The demonstration that D-value reductions occurred in milk and on frankfurter skins in this study shows that cold shock sensitization may be used to reduce the prevalence of L. monocytogenes in ready-to-eat foods. One potential application of this technique may be as a post-processing pasteurization step for ready-to-eat meats, such as frankfurters. The concept of post-process pasteurization for frankfurters has been demonstrated with other technologies, such as surface steam pasteurization (8); however, additional methods will expand the potential application of these technologies. Moreover, cold shock may be useful to reduce pathogens in fruit and vegetable juices, which are collected at room temperature. If quickly chilled, then moderately heated, there may be improved safety without sensory or nutrient losses. In addition, this observation has important implications for predictive microbiology, especially on development of heat processing schemes, since this research shows that the temperature history of cells can affect thermal death time requirements.

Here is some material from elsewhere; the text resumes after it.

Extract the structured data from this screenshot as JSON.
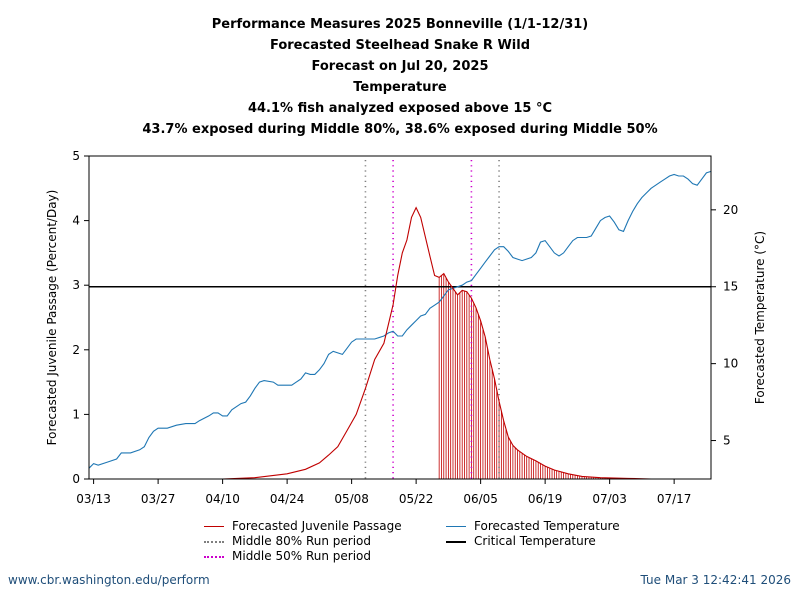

The so-called "hurdle" or "barrier concept" (28) was proposed in the 1970's. The use of combination treatments has been viewed as advantageous from a variety of food quality and food utilization standpoints (16). Initially, there was little understanding that one sublethal barrier, if applied first, could generate tolerance toward a second, unrelated control measure. More recently, such cross-protective effects have been demonstrated for L. monocytogenes. For example, heat shock increased the resistance of L. monocytogenes to the subsequent stresses of ethanol and NaCl (32). In another study, surface-adherent growth of L. monocytogenes increased resistance to various sanitizers and to heat (15). Finally, high temperature tolerance increased after L. monocytogenes was acid shocked (13). While the goal of the hurdle concept is to inhibit pathogen growth through the use of a combination of inhibitory factors, only a few studies have demonstrated this result. In one study, L. monocytogenes cells grown in NaCl-containing media resulted in either decreased thermal tolerance or no effect, depending upon the strain (9). Another study showed that osmotic "down shock" caused rapid loss of thermal tolerance (24). In another study, acid adaptation sensitized S. enterica serovar Typhimurium to hypochlorous acid oxidation (29). Therefore, failure to fully consider the stresses that a food-borne pathogen may encounter either prior to contaminating food or during food processing may result in suboptimal pathogen elimination from the food.

A model for cross-sensitization can be proposed from concepts derived from various sources (17, 18, 41, 48). Initiation may occur through application of a sublethal stress, which results in a bacterium misinterpreting the signal from its environment. This stimulates genes that permit survival in the continued presence of the primary stress. The application of a secondary stress, such as the cold/heat shock regime described herein, may result in enhanced lethality of the overall process.

In conclusion, the present study demonstrates the efficacy of cold shock prior to heating as a pathogen intervention strategy for L. monocytogenes. Additional research needs to be conducted for its further development. Exploitation of cold shock induction of increased thermal sensitivity could help reduce the economic and public health impact of L. monocytogenes contamination on foods.